5503 TAKOUE IVOIROISL’actuelle Côte d’Ivoire, nous apprend par ailleurs l’Histoire, avait pour nom la Basse-Volta, en référence à un certain fleuve portant le nom de Volta, qui y confluait en prenant sa source au Ghana pour se jeter dans le golfe de Guinée. Cette ancienne Basse-Volta partageait sa frontière nord avec l’actuel Burkina Faso qu’on appelait préalablement la Haute-Volta, une autre colonie française établie le 1er mars 1919, et que traversait aussi le fleuve Volta.

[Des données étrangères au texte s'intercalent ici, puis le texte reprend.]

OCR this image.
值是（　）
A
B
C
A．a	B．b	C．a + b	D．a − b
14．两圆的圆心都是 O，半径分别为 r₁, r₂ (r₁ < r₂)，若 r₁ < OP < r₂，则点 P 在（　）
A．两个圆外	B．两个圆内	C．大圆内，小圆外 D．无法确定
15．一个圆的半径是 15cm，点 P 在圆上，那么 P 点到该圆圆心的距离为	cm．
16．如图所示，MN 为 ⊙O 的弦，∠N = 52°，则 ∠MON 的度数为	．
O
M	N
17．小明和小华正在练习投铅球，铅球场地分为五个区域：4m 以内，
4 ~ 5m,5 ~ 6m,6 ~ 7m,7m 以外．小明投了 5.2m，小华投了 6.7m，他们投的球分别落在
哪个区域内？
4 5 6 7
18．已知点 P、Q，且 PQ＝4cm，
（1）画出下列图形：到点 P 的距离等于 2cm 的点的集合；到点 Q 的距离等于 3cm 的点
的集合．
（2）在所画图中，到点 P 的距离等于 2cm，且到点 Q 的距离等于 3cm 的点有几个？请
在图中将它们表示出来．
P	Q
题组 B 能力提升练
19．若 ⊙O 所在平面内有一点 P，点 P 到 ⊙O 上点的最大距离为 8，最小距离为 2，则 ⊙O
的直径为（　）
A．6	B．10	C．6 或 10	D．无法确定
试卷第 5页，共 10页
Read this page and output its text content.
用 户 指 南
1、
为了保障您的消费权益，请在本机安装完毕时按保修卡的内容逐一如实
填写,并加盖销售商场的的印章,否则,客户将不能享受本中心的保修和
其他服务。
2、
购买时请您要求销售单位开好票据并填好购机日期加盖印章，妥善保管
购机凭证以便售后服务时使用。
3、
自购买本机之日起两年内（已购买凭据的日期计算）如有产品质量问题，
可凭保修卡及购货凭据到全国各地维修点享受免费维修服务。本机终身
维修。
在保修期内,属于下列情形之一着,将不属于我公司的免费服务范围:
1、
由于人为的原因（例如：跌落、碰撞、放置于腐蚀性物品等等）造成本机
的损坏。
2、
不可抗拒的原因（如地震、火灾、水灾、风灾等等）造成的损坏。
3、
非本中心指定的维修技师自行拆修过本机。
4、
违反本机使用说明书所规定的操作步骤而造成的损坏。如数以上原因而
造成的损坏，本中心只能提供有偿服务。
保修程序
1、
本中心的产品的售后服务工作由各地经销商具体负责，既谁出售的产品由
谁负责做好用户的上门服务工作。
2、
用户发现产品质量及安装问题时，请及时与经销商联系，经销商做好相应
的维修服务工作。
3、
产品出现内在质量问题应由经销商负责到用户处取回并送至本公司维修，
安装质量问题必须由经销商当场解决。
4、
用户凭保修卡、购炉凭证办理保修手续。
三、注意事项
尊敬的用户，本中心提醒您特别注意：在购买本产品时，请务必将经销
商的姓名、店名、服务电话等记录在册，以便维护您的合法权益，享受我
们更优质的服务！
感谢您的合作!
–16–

On nous appelle donc Ivoiriens en référence aux défenses d’ivoire des éléphants qui peuplaient (et qui continuent de peupler) notre territoire. Mais on nous dit que nous ne voyons rien, en tant que tels, parce que les yeux des éléphants sont, non seulement trop petits, mais sont aussi profondément en retrait dans leur orbites, donnant ainsi l’impression que ces grands animaux hauts sur pattes regardent peut-être, mais sembleraient ne rien voir concrètement et ne rien distinguer devant eux.

Parallèlement, on dit de nous, Ivoiriens, que nous ne voyons pas plus loin que le bout de notre nez. Ce qui fait qu’en politique, Laurent Gbagbo est vu comme le seul leader qui a « ouvert les yeux aux Ivoiriens », par le langage de vérité qu’il tenait, depuis ses années d’opposant (1982-1999), jusqu’à ses années de pouvoir (2000-2011). Malgré cela, la connotation péjorative du nom d’Ivoirien nous colle à la peau : nous sommes toujours vus comme des individus crédules et naïfs, sans clairvoyance intelligente ni culture cartésienne (de remise en cause).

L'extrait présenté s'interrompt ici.